A Comissão de Administração Pública e Segurança Pública da Câmara Municipal de Belo Horizonte (CMBH) aprovou, na tarde desta quarta-feira (19), parecer favorável ao Projeto de Lei 791/2026, de autoria da vereadora Professora Marli (PP). A proposta cria o Programa de Fiscalização Colaborativa, voltado à prevenção e ao combate ao descarte irregular de resíduos sólidos em espaços públicos da capital.
O projeto prevê a criação de canais oficiais para o recebimento de denúncias, com preservação da identidade dos denunciantes. Nos casos em que a infração for comprovada e resultar no pagamento de multa, o denunciante poderá receber uma bonificação de até 30% do valor pago pelo infrator.
A proposta agora aguarda votação em Plenário na CMBH, em primeiro turno.
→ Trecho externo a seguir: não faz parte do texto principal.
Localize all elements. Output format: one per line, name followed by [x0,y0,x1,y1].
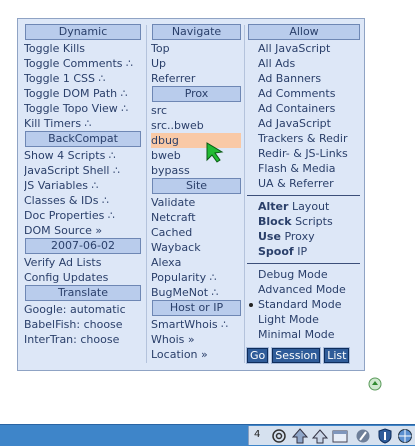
action-object: IP [297,245,308,258]
allow-redir-js-links[interactable]: Redir- & JS-Links [247,146,360,161]
link-verify-ad-lists[interactable]: Verify Ad Lists [24,255,141,270]
link-smartwhois[interactable]: SmartWhois ∴ [151,317,241,332]
up-arrow-icon[interactable] [311,428,329,444]
button-row: Go Session List [245,347,360,364]
allow-ua-referrer[interactable]: UA & Referrer [247,176,360,191]
header-dynamic[interactable]: Dynamic [25,24,141,40]
action-verb: Use [258,230,281,243]
link-bugmenot[interactable]: BugMeNot ∴ [151,285,241,300]
link-doc-properties[interactable]: Doc Properties ∴ [24,208,141,223]
action-object: Scripts [295,215,333,228]
link-toggle-topo-view[interactable]: Toggle Topo View ∴ [24,101,141,116]
link-netcraft[interactable]: Netcraft [151,210,241,225]
link-cached[interactable]: Cached [151,225,241,240]
link-wayback[interactable]: Wayback [151,240,241,255]
upload-icon[interactable] [291,428,309,444]
action-spoof-ip[interactable]: Spoof IP [247,244,360,259]
link-toggle-1-css[interactable]: Toggle 1 CSS ∴ [24,71,141,86]
column-left: Dynamic Toggle Kills Toggle Comments ∴ T… [24,24,141,347]
shield-icon[interactable] [377,428,393,444]
link-referrer[interactable]: Referrer [151,71,241,86]
link-google-translate[interactable]: Google: automatic [24,302,141,317]
go-button[interactable]: Go [245,347,270,364]
action-use-proxy[interactable]: Use Proxy [247,229,360,244]
link-toggle-dom-path[interactable]: Toggle DOM Path ∴ [24,86,141,101]
link-up[interactable]: Up [151,56,241,71]
link-popularity[interactable]: Popularity ∴ [151,270,241,285]
link-show-scripts[interactable]: Show 4 Scripts ∴ [24,148,141,163]
mode-light[interactable]: Light Mode [247,312,360,327]
link-javascript-shell[interactable]: JavaScript Shell ∴ [24,163,141,178]
column-divider [146,25,147,363]
link-toggle-kills[interactable]: Toggle Kills [24,41,141,56]
tray-count: 4 [254,429,261,440]
link-alexa[interactable]: Alexa [151,255,241,270]
link-babelfish[interactable]: BabelFish: choose [24,317,141,332]
up-arrow-icon[interactable] [368,377,382,391]
block-icon[interactable] [355,428,371,444]
selected-mode-bullet-icon [249,303,253,307]
column-divider [244,25,245,363]
allow-all-ads[interactable]: All Ads [247,56,360,71]
allow-ad-containers[interactable]: Ad Containers [247,101,360,116]
link-dom-source[interactable]: DOM Source » [24,223,141,238]
action-verb: Spoof [258,245,294,258]
mode-standard-label: Standard Mode [258,298,342,311]
action-block-scripts[interactable]: Block Scripts [247,214,360,229]
link-classes-ids[interactable]: Classes & IDs ∴ [24,193,141,208]
mode-minimal[interactable]: Minimal Mode [247,327,360,342]
window-icon[interactable] [331,428,349,444]
action-object: Proxy [284,230,315,243]
header-navigate[interactable]: Navigate [152,24,241,40]
link-location[interactable]: Location » [151,347,241,362]
link-bypass[interactable]: bypass [151,163,241,178]
column-right: Allow All JavaScript All Ads Ad Banners … [245,24,360,364]
header-date[interactable]: 2007-06-02 [25,238,141,254]
system-tray: 4 [248,426,415,445]
link-js-variables[interactable]: JS Variables ∴ [24,178,141,193]
header-site[interactable]: Site [152,178,241,194]
at-icon[interactable] [271,428,287,444]
action-verb: Alter [258,200,289,213]
divider [247,195,360,196]
header-allow[interactable]: Allow [248,24,360,40]
link-dbug[interactable]: dbug [151,133,241,148]
session-button[interactable]: Session [271,347,322,364]
link-config-updates[interactable]: Config Updates [24,270,141,285]
allow-all-javascript[interactable]: All JavaScript [247,41,360,56]
allow-trackers-redir[interactable]: Trackers & Redir [247,131,360,146]
allow-flash-media[interactable]: Flash & Media [247,161,360,176]
link-validate[interactable]: Validate [151,195,241,210]
link-src-bweb[interactable]: src..bweb [151,118,241,133]
header-prox[interactable]: Prox [152,86,241,102]
link-bweb[interactable]: bweb [151,148,241,163]
link-kill-timers[interactable]: Kill Timers ∴ [24,116,141,131]
allow-ad-banners[interactable]: Ad Banners [247,71,360,86]
mode-debug[interactable]: Debug Mode [247,267,360,282]
allow-ad-javascript[interactable]: Ad JavaScript [247,116,360,131]
globe-icon[interactable] [397,428,413,444]
link-toggle-comments[interactable]: Toggle Comments ∴ [24,56,141,71]
mode-advanced[interactable]: Advanced Mode [247,282,360,297]
control-panel: Dynamic Toggle Kills Toggle Comments ∴ T… [17,18,365,371]
column-middle: Navigate Top Up Referrer Prox src src..b… [151,24,241,362]
taskbar: 4 [0,424,415,446]
divider [247,263,360,264]
list-button[interactable]: List [323,347,351,364]
action-object: Layout [291,200,330,213]
link-whois[interactable]: Whois » [151,332,241,347]
cursor-arrow-icon [206,142,224,163]
allow-ad-comments[interactable]: Ad Comments [247,86,360,101]
header-host-or-ip[interactable]: Host or IP [152,300,241,316]
link-src[interactable]: src [151,103,241,118]
header-backcompat[interactable]: BackCompat [25,131,141,147]
header-translate[interactable]: Translate [25,285,141,301]
link-intertran[interactable]: InterTran: choose [24,332,141,347]
link-top[interactable]: Top [151,41,241,56]
action-verb: Block [258,215,292,228]
mode-standard[interactable]: Standard Mode [247,297,360,312]
action-alter-layout[interactable]: Alter Layout [247,199,360,214]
Como funcionaria a denúncia
De acordo com o projeto, o Poder Executivo deverá disponibilizar canais oficiais para o recebimento das denúncias, preferencialmente por meio de uma plataforma digital. As informações deverão indicar o local do descarte irregular, a data e o horário da infração, além de elementos que possam ajudar na identificação do responsável. Também poderão ser apresentadas provas, como imagens e vídeos.
Caberá à PBH, responsável pela fiscalização ambiental e urbana, analisar as denúncias e aplicar as penalidades previstas na legislação. Se a infração for confirmada e resultar em multa, o denunciante poderá receber até 30% do valor pago. A bonificação dependerá da disponibilidade orçamentária e financeira do Executivo e do efetivo pagamento da multa.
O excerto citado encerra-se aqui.